L'Etat de Droit c'est en principe l'égalité devant la Justice, ce qui signifie, par exemple, que la Justice doit traiter les dirigeants, et notamment les dirigeants politiques, comme tout le monde, et non pas comme des privilégiés au prétexte que ceux-ci sont les représentants de la Nation. Par ailleurs l'amnistie des comportements illégaux pratiqués par les politiques ne peut être qu'attentatoire à l'Etat de Droit.
Mais si l'Etat de Droit c'est l'égalité devant la Justice cette égalité est actuellement "nuancée" dans la pratique, y compris en prison, pour les personnalités "notables".
Par exemple et notamment M. Bernard Tapie, incarcéré le 3 février 1997 après le rejet d'un pourvoi en cassation contre une condamnation à huit mois ferme qui demande quelques jours plus tard, se plaignant de solitude, à être traité "normalement"... Il est transféré près de Marseille le 21 février, à proximité du domicile de son père, souffrant d'une maladie de coeur... Le 11 avril il bénéficie du régime de semi-liberté, l'un de ses amis, architecte Marseillais, ancien administrateur de l'OM, directeur de l'entreprise ayant totalement rénové le "Phocéa" pour 68 millions de francs, l'employant comme "conseiller" commercial ... Le 4 juillet 1997 le tribunal correctionnel de Marseille condamne Bernard Tapie, dans l'affaire des comptes financiers de l'Olympique de Marseille, a trois ans de prison dont dix-huit mois ferme, cette condamnation est transformée en une condamnation à trois ans de prison avec sursis et 300 000 francs d'amende le 4 juin 1998 par la Cour d'appel d'Aix-en-Provence. Le 2 juillet 1998 la chambre criminelle de la Cour de cassation rejette le pourvoi formé par Bernard Tapie contre une condamnation à six mois de prison ferme dans l'affaire de son bateau "Phocéa".

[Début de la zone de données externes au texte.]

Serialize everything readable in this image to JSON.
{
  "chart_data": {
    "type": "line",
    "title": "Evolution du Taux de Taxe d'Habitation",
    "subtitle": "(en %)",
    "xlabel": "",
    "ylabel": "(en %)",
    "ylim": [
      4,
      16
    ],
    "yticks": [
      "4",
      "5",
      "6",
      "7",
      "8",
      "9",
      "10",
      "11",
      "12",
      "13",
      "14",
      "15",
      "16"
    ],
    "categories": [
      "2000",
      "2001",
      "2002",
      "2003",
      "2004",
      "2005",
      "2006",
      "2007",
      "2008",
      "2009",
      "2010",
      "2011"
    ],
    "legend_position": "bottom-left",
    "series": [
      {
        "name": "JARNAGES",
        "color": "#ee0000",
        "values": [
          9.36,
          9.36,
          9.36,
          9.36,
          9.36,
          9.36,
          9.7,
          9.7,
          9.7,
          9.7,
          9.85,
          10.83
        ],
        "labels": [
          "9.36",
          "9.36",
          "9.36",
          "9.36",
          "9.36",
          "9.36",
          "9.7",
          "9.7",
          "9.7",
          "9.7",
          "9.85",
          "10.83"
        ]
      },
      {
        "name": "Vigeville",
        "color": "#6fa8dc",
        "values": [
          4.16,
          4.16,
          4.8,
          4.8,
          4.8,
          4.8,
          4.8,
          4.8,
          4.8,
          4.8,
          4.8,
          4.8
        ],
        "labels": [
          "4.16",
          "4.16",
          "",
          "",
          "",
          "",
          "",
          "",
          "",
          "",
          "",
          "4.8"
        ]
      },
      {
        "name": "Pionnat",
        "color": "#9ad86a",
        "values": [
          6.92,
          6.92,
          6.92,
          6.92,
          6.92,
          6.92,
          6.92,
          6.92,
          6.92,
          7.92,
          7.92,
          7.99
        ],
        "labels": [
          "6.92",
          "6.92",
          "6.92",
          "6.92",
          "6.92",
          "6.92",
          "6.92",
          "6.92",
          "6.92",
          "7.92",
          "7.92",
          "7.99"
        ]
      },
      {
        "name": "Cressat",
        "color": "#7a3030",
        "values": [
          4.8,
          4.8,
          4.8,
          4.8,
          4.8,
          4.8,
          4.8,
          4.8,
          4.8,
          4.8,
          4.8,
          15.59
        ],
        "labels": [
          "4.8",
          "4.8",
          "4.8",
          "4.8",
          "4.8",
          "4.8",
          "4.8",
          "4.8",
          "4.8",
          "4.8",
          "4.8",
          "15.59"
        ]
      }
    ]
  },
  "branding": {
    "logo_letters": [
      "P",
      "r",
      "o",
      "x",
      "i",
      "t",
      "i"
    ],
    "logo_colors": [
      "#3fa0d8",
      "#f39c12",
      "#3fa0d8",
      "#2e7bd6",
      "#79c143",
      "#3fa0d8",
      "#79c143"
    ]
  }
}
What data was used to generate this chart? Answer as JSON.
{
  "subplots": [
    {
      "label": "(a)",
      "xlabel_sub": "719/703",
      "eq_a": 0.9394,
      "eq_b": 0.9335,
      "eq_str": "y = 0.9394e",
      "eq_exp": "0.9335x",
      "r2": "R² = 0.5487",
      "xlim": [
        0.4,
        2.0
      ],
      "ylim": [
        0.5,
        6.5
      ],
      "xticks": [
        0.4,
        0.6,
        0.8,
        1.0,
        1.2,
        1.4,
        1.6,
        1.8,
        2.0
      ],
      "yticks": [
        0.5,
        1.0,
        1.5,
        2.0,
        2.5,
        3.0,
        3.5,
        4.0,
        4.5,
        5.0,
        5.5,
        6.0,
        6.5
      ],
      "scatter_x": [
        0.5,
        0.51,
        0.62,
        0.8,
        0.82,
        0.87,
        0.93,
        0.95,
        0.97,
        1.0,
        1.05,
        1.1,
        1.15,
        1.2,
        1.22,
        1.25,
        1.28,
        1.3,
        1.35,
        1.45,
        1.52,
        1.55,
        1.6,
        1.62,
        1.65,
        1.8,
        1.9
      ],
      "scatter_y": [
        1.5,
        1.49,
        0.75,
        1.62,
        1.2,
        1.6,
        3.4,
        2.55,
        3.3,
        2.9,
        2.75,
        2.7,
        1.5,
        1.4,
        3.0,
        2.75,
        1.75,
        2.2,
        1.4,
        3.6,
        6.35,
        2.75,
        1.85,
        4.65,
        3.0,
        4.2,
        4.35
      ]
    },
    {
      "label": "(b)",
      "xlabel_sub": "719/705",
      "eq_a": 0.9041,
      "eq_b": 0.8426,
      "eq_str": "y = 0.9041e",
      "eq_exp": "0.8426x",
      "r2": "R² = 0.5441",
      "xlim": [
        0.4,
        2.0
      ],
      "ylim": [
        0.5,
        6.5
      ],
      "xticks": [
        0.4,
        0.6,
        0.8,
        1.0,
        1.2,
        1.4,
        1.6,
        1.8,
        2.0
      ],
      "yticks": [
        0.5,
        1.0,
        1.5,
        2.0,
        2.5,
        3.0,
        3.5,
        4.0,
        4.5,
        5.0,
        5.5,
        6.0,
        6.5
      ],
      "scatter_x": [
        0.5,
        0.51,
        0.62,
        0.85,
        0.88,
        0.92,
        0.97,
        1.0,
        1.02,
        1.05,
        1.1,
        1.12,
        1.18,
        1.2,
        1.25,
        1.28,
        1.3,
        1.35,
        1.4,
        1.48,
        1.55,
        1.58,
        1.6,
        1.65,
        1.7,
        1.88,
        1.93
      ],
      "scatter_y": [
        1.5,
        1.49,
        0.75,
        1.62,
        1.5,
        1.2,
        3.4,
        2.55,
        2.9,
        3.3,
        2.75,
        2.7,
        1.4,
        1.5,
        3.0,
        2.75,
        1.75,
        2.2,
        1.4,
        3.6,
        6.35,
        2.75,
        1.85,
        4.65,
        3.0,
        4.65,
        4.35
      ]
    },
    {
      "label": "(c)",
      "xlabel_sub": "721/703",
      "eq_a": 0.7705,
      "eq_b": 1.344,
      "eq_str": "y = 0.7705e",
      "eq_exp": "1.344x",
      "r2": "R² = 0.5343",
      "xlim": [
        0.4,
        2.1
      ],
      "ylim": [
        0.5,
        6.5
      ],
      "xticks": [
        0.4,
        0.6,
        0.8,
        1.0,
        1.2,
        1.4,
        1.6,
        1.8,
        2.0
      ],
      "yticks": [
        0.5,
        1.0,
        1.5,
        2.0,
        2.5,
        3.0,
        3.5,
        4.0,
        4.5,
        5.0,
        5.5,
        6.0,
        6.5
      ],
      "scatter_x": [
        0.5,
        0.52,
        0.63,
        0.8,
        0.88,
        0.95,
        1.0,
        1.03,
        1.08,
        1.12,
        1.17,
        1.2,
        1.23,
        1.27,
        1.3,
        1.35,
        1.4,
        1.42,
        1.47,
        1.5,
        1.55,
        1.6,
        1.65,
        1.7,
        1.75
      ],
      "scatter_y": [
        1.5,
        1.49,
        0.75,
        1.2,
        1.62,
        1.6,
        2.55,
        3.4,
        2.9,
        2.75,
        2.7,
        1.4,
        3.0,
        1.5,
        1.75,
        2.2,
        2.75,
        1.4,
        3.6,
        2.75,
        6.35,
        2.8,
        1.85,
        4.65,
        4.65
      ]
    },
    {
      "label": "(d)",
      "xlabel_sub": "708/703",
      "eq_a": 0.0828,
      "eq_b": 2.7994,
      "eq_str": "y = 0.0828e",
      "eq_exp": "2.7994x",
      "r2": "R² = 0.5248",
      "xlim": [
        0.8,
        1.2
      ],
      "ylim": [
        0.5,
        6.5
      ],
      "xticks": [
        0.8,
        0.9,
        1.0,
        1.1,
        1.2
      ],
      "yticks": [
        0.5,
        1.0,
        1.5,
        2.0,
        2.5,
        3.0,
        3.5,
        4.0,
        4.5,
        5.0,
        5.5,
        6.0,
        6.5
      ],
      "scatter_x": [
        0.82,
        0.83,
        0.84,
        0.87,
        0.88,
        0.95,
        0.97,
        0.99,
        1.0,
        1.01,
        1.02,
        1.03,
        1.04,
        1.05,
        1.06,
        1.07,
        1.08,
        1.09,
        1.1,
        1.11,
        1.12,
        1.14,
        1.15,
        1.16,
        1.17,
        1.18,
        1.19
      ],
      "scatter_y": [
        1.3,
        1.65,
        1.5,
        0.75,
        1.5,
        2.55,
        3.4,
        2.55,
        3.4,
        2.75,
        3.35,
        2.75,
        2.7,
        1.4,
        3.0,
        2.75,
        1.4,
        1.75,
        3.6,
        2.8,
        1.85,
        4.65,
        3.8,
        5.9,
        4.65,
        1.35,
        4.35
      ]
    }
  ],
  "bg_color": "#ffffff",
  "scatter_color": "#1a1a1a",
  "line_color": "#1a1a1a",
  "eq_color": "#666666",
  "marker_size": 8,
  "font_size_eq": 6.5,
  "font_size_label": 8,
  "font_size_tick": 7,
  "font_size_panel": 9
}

Par exemple encore, le Préfet de la région Corse Bernard Bonnet, qui mis en examen pour "complicité de destruction de biens par incendie en bande organisée" et écroué à la prison de la Santé le 6 mai 1999, bénéficie évidemment du régime des privilégiés. Le préfet Bonnet est également mis en accusation fin juin 1999 pour "complicité de prise illégale d'intérêt" pour des faits remontant à 1995 alors qu'il était préfet des Pyrénées-Orientales. Son avocat, Me Georges Kiejman, qualifie cette mise en accusation de ridicule... Le préfet Bonnet a été condamné à payer un franc de dommages et intérêts à M. José Rossi, président de l'Assemblée territoriale de Corse, pour atteinte à sa présomption d'innocence, le 4 avril 2000 par le TGI de Paris. Il avait relaté dans son ouvrage "Préfet en Corse", Michel Lafon, Paris 1999, la mise en examen de M. Rossi pour "le détournement de plus de 6 millions de francs de crédits d'insertion du RMI, au profit de clubs sportifs", cette relation conduisant à penser que M. Rossi était coupable.